“Let’s see. By pretending to be a stone?” asked Julia. Thomas shot her an angry look, then his face fell back to its attractive, easy expression.

“You haven’t forgotten the story, I see.”

“I haven’t forgotten anything, Thomas,” Julia said, and sat down. Gamache took it all in. The Finneys rarely spoke to each other, but when they did their words seemed laden, heavy with a meaning that escaped him.

Thomas hesitated, then turned back to Gamache who was longing for his bed, though mostly longing for this story to be over.

“It pretends to be a stone,” said Thomas, his eyes boring into Gamache. The large man stared back, suddenly aware there was a significance to what was being said. Something was being communicated to him. But what?

“In order to survive it must hide. Pretend to be something it isn’t,” said Thomas.

“It’s just a plant,” said Marianna. “It doesn’t do anything on purpose.”

“It’s cunning,” said Julia. “A survival instinct.”

“It’s just a plant,” repeated Marianna. “Don’t be foolish.”

Ingenious, thought Gamache. It doesn’t dare show itself for what it really is, for fear of being killed. What had Thomas just said?

Things aren’t as they seem. He was beginning to believe it.

FOUR

“I enjoyed this evening,” said Reine-Marie, slipping into the cool, crisp sheets beside her husband.

“So did I.” He took off his half-moon reading glasses and folded his book onto the bed. It was a warm evening. Their tiny back room had only one window, onto the kitchen garden, so there wasn’t much of a through draft, but the window was thrown open and the light cotton curtains were billowing slightly. The lamps on their bedside tables provided ponds of light and the rest was in darkness. It smelled of wood from the log walls and pine from the forest, and a hint of sweetness from the herb garden below.

“Four days and it’s our anniversary,” said Reine-Marie. “July first. Imagine, thirty-five years together. Were we so young?”

“I was. And innocent.”

“Poor boy. Did I scare you?”

“Maybe just a little. But I’m over it now.”

Reine-Marie leaned back on the pillow. “Can’t say I’m looking forward to meeting the missing Finneys tomorrow.”

“Spot and Claire. Spot must be a nickname.”

“Let’s hope.”

Picking up his book he tried to focus, but his eyes were growing heavy, flickering as he strained to keep them open. He gave up the fight, realizing it wasn’t one he could win or needed to. Kissing Reine-Marie, he burrowed into his pillow and fell asleep to the chorus of creatures outside and the scent of his wife beside him.

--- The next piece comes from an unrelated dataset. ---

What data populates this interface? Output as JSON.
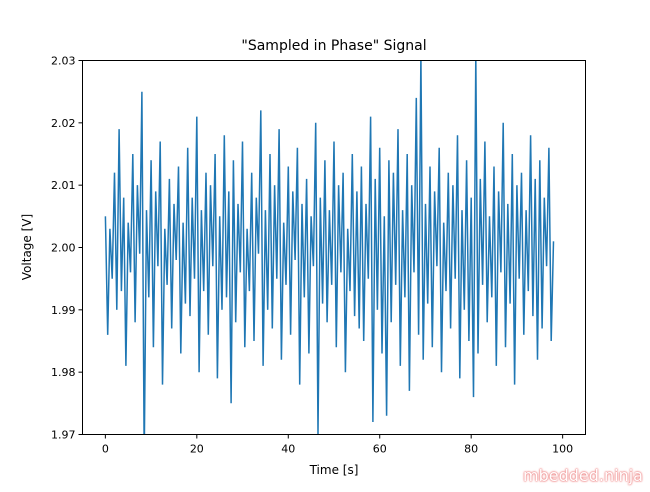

Pierre Patenaude stood at the door of the kitchen. It was clean and orderly, everything in its place. The glasses lined up, the silverware in its sleeves, the bone china carefully stacked with fine tissue between each plate. He’d learned that from his mother. She’d taught him that order was freedom. To live in chaos was to live in a prison. Order freed the mind for other things.

From his father he’d learned leadership. On rare days off school he’d been allowed to go to the office. He’d sat on his father’s lap, smelling cologne and tobacco, while his father made phone calls. Even as a child Pierre knew he was being groomed. Trimmed and shaped, buffed and burnished.

Would his father be disappointed in him? Being just a maître d’? But he thought not. His father had wanted only one thing for him. To be happy.

He turned out the light and walked through the empty dining room and into the garden to look once again at the marble cube.

Marianna unwrapped herself, veil after veil, humming. Every now and then she looked over to the single bed next to hers. Bean was either asleep or pretending to be.

“Bean?” she whispered. “Bean, kiss Mommy goodnight.”

The child was silent. Though the room itself wasn’t. Clocks filled almost every surface. Ticking clocks and digital clocks, electric clocks and wind-up ones. All set to go off at seven a.m. All moving toward that time, as they had every morning for months. There seemed to be more of them than ever.

Marianna wondered if it had gone too far. Whether she should do something. Surely it wasn’t normal for a ten-year-old to do this? What had started as one alarm clock a year ago had blossomed and spread like an invasive weed until Bean’s room at home was choked with them. The riot each morning was beyond belief. From her own bedroom she could hear her strange child clicking them all off, until the last tinny call to the day was silenced.